Сначала его допрашивал генерал-адъютант Левашев, и Якушкин отвечал не волнуясь, настолько спокойно, что мог даже любоваться «Святой фамилией» Доминикина висевшей в зале. Потом его провели в другую комнату и оставили вдвоем с фельдъегерем. Это взволновало его. Не хотят ли его пытать? Минут через десять дверь отворилась и Левашев снова сделал ему знак войти в залу. Возле ломберного стола стоял император и приказывал ему приблизиться. Левашев остался стоять поодаль в почтительной позе.
— Вы нарушили вашу присягу!
— Виноват, Государь.
— Что вас ожидает на том свете? Проклятие. Мнение людей вы можете презирать, но что ожидает вас на том свете должно вас ужаснуть. Впрочем, я не хочу вас окончательно губить: я пришлю к вам священника.
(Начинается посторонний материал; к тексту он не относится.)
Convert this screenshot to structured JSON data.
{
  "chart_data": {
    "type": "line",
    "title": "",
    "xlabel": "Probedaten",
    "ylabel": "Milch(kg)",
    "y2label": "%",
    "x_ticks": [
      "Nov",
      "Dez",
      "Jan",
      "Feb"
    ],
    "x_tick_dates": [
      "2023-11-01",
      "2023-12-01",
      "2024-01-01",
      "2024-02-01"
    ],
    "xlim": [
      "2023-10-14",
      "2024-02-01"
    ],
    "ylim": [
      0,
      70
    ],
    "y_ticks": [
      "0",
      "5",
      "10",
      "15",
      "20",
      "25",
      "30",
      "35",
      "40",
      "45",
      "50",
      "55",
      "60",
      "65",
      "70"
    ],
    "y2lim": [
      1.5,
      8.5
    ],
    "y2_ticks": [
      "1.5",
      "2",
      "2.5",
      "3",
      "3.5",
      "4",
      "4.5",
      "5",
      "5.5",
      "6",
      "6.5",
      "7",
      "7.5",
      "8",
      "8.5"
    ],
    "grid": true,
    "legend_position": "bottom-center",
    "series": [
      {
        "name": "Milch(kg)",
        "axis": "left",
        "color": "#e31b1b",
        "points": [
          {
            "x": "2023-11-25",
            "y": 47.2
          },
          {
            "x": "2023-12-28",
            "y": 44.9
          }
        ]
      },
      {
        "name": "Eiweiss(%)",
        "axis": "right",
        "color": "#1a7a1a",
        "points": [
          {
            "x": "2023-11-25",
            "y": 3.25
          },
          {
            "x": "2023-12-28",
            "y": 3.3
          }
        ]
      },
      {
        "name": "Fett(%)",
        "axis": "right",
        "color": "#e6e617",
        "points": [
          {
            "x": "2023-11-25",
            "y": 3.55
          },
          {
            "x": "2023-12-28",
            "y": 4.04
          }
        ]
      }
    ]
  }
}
Что же вы мне ничего не отвечаете?
— Что вам угодно, Государь, от меня?
— Я, кажется, говорю вам довольно ясно; если вы не хотите губить ваше семейство и чтобы с вами обращались как с свиньей, то вы должны во всём признаться.
— Я дал слово не называть никого; всё, что я знал про себя, я уже сказал его превосходительству.
— Что вы мне с его превосходительством и с вашим мерзким честным словом!
— Назвать, Государь, никого не могу.
Император отскочил на три шага, протянул руку и сказал: «Заковать его так, чтобы он пошевелиться не мог!»
Как это было далеко от слов, сказанных им Якову Ростовцеву: «мой друг, не называй никого. Я умею понимать благородные побуждения твоей души!»
Когда князя Волконского через так называемый конюшенный дворик и подвалы дворца, а потом по лестнице Эрмитажного въезда с Невы, провели в «приемное зало», откуда только что увели другого арестованного, там сидел Левашев, старый его однополчанин по Кавалергардскому полку. Теперь он был в узком лейб-гусарском мундире с золотыми нашивками. Левашев пошел доложить государю и, оставшись один, Волконский успел пробежать лежавшие на столе бумаги: это были показания Якушкина и Басаргина. Оба они сознавались в принадлежности к Обществу Зеленой Книги до его преобразования. Явственное указание на то, как надо держаться.
Вошел император и сказал «тогда еще не гневно»: «От искренности ваших показаний зависит ваша участь, будьте чистосердечны, и я обещаю вам помилование».
Но в душе Волконского, вероятно, уже жило недоверие к словам царя, он понимал, может быть, что из надежд на милосердие государя выйдут «бубны за горами». К тому же он был человек с безошибочным сердечным знанием того, что велит честь. Напрасно Левашев ссылался на товарищеские их отношения и на свою преданность его зятю, министру. Волконский отмалчивался и признавался только в том, что считал всё равно известным.